Elas alertaram, no entanto, que a reforma deve ser acompanhada de reforço no apoio às vítimas e melhorias no sistema judiciário, para evitar que os processos recaiam novamente sobre o comportamento das vítimas.
Nem todos, porém, celebraram sem ressalvas. Alguns ativistas dos direitos das mulheres advertiram que o enfoque excessivo no consentimento pode gerar interpretações distorcidas durante investigações, levando a questionamentos indevidos sobre as ações ou palavras da vítima.
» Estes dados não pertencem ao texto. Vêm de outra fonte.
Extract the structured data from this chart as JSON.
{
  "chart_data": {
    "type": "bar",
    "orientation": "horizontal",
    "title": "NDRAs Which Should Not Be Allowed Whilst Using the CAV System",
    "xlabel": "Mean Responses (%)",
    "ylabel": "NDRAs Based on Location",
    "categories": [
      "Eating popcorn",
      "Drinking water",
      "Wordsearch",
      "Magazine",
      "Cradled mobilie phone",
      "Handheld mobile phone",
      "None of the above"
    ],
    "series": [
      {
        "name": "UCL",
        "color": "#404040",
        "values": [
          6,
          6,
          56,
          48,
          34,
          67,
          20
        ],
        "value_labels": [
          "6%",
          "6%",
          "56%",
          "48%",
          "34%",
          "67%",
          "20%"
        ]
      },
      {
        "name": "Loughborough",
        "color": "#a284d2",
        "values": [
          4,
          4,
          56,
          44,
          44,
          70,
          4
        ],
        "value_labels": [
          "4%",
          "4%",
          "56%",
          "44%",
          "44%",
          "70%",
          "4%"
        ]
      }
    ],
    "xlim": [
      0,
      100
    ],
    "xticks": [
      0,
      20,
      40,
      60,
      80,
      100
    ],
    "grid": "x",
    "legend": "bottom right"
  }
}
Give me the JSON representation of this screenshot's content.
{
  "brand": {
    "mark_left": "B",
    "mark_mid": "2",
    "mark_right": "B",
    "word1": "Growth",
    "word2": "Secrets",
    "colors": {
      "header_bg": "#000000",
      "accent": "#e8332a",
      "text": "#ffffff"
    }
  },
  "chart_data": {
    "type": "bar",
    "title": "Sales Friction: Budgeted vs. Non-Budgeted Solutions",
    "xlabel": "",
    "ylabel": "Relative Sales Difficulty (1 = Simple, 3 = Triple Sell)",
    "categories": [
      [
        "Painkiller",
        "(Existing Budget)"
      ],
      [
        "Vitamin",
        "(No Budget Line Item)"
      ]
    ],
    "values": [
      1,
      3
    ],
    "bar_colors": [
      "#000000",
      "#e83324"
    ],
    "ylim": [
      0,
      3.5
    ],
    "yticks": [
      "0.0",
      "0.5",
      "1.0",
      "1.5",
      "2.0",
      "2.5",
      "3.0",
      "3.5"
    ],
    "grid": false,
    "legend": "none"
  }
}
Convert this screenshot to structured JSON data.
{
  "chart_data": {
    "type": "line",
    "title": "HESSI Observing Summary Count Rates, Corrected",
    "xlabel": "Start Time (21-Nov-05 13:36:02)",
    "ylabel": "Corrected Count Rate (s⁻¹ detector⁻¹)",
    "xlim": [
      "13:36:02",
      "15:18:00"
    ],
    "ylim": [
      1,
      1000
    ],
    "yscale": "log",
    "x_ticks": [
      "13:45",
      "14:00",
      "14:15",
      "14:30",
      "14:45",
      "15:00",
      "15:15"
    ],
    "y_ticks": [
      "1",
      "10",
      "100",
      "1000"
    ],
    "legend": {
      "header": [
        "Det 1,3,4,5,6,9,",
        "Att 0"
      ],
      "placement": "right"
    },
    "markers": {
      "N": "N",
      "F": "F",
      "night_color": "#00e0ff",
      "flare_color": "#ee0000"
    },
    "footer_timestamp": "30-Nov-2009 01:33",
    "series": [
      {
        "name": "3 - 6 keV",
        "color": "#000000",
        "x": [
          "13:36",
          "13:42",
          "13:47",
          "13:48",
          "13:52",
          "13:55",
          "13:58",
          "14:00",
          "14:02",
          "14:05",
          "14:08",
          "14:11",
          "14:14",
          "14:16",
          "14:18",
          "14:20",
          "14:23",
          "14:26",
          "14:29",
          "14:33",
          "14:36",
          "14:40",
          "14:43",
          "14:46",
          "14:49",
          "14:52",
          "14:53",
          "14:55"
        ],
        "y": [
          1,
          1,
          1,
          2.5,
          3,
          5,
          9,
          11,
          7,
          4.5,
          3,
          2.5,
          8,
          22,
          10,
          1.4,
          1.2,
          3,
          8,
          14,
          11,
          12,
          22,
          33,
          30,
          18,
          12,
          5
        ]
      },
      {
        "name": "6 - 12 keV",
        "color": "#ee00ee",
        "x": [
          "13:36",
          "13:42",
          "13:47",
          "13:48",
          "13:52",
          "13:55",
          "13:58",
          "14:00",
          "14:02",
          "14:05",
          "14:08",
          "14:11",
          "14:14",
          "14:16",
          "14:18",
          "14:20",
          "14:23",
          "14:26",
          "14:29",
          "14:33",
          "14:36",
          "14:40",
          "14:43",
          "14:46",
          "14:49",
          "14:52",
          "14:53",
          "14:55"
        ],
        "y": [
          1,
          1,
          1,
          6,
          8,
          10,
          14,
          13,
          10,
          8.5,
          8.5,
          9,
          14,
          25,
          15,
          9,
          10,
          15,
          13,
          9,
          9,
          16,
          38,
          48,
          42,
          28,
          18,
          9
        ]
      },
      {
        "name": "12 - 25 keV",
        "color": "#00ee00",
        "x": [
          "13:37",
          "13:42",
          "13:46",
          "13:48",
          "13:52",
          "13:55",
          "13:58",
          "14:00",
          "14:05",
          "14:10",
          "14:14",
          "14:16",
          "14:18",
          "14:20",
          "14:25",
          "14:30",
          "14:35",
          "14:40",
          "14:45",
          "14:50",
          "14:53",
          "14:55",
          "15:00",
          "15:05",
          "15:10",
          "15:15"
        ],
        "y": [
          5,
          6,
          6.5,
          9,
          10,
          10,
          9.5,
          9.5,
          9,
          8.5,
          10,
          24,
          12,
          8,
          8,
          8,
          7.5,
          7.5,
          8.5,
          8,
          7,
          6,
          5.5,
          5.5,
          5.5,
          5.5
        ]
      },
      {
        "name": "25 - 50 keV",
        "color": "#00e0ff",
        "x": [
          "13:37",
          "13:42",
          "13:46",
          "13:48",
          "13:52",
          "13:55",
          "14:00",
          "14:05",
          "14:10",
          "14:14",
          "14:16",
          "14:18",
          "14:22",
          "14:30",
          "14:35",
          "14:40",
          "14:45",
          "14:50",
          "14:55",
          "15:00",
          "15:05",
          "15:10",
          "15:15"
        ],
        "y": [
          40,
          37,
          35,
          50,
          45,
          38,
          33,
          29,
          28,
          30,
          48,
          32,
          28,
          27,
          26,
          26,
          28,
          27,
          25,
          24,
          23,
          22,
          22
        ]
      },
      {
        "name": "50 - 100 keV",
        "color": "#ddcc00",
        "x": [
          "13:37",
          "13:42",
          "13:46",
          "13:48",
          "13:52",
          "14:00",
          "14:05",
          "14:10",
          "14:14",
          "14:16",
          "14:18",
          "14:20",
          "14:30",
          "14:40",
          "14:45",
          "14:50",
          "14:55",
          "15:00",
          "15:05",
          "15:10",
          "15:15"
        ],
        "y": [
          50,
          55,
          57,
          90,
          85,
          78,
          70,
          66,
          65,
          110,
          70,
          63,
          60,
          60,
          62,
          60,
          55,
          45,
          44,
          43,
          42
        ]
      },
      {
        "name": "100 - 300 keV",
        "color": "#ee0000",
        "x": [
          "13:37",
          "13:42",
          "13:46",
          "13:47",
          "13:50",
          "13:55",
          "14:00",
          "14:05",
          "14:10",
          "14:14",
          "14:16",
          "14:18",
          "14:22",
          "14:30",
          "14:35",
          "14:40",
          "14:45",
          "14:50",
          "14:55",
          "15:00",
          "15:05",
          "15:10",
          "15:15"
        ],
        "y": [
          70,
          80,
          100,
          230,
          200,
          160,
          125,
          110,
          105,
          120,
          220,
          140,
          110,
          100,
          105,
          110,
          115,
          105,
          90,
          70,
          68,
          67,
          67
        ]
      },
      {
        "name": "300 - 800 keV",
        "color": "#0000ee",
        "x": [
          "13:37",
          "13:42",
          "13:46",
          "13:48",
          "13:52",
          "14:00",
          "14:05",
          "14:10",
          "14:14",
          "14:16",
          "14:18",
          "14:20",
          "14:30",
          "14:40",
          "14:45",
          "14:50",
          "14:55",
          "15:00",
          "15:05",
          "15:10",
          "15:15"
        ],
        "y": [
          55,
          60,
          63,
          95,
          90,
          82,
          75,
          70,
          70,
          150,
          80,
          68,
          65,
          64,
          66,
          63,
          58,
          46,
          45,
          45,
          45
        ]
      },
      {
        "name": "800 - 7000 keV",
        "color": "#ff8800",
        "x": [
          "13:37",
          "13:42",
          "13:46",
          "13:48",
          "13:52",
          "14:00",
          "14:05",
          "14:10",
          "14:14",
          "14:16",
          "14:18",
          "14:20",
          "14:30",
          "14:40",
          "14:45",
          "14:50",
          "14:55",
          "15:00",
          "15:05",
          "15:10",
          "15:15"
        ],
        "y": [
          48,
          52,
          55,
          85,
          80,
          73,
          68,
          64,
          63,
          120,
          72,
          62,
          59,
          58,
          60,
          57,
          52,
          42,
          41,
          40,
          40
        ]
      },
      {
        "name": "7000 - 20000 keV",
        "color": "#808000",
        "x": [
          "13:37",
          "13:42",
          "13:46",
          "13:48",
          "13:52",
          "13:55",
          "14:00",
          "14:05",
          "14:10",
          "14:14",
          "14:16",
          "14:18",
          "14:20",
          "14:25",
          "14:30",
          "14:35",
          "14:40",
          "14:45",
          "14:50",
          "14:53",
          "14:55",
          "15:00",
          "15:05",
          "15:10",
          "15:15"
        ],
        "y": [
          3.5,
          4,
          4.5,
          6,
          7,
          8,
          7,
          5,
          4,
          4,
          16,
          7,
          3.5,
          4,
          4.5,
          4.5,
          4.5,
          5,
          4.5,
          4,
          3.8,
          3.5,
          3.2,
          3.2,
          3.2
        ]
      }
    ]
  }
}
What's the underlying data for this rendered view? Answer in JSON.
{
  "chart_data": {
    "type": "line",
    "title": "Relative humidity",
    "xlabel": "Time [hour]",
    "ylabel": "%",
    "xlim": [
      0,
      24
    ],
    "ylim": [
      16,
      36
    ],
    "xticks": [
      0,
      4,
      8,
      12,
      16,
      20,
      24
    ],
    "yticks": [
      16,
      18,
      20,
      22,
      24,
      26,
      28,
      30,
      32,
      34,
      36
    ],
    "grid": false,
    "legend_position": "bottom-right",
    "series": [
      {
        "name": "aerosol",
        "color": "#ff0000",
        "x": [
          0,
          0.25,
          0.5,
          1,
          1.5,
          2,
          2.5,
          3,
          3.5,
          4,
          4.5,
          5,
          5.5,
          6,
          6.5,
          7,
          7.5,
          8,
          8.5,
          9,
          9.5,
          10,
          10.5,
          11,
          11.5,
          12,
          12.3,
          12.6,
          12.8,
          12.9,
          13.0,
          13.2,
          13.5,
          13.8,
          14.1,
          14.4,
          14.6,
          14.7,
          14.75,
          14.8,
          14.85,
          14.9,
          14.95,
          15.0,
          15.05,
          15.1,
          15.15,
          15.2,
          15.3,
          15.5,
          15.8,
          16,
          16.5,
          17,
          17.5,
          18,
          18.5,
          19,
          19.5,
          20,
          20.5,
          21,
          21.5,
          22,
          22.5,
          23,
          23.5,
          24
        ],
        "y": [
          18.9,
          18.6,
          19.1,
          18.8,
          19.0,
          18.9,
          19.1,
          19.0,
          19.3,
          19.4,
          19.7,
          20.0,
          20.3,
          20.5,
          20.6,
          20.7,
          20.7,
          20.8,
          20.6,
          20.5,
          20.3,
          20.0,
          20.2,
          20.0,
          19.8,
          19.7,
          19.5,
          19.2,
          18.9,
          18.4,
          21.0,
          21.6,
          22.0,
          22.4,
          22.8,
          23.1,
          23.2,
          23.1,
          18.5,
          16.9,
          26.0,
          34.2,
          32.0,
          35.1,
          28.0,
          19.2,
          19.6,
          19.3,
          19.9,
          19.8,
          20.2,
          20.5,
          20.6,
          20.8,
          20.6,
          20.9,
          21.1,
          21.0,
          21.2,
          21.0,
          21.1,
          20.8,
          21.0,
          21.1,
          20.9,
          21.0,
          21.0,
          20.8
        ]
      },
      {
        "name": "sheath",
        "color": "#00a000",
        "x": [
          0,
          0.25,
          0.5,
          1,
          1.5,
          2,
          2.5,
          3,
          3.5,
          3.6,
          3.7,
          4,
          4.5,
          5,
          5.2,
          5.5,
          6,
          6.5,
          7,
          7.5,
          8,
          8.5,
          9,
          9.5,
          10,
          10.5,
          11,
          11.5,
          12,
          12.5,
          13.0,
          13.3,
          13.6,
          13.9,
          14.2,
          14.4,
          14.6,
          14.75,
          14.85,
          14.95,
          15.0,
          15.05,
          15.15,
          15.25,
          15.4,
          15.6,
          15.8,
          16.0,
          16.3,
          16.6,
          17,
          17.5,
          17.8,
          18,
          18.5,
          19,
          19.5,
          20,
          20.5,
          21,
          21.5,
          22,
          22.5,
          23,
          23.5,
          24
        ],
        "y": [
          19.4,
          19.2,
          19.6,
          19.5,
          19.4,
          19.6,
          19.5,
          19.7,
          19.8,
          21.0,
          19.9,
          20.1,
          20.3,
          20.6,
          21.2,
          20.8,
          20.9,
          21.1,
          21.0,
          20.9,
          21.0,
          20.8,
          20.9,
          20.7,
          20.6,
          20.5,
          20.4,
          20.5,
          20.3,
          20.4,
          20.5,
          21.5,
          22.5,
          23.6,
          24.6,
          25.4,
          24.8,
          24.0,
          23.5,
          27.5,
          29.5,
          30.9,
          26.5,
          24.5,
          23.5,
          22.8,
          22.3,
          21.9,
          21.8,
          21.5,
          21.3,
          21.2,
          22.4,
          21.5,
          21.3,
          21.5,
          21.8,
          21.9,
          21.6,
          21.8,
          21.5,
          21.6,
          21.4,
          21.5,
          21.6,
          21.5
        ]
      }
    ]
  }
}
“Uma pessoa pode dizer ‘sim’ por medo, pressão ou confusão. O consentimento precisa ser analisado com sensibilidade e contexto”, afirmou a ativista Sophie Poujol, do coletivo Nous Toutes.
Europa adota padrões mais rígidos de proteção
Com a mudança, a França se junta à Suécia, Alemanha, Espanha, Reino Unido e outros países que já têm leis baseadas no princípio de que “só sim é sim”. A transformação legislativa ganhou força após o movimento #MeToo, em 2017, que expôs abusos sistêmicos e pressionou governos a atualizar suas leis sobre crimes sexuais.
Nos últimos anos, a Suécia foi pioneira ao introduzir em 2018 uma lei que criminaliza o sexo sem consentimento, mesmo sem violência. Desde então, diversos países europeus têm seguido o mesmo caminho, redefinindo o que constitui estupro sob a ótica dos direitos humanos.
Um novo paradigma jurídico e social
Especialistas acreditam que a nova lei francesa marca o início de um paradigma jurídico mais moderno e centrado na vítima, onde o foco deixa de ser a resistência física e passa a ser o respeito à autonomia e à vontade da pessoa.
“A noção de consentimento livre e informado é uma ferramenta de educação social, não apenas um conceito jurídico”, concluiu Le Magueresse.
A expectativa é que a sanção presidencial ocorra nas próximas semanas, consolidando a França entre as democracias europeias que reconhecem o consentimento como princípio fundamental na legislação sexual.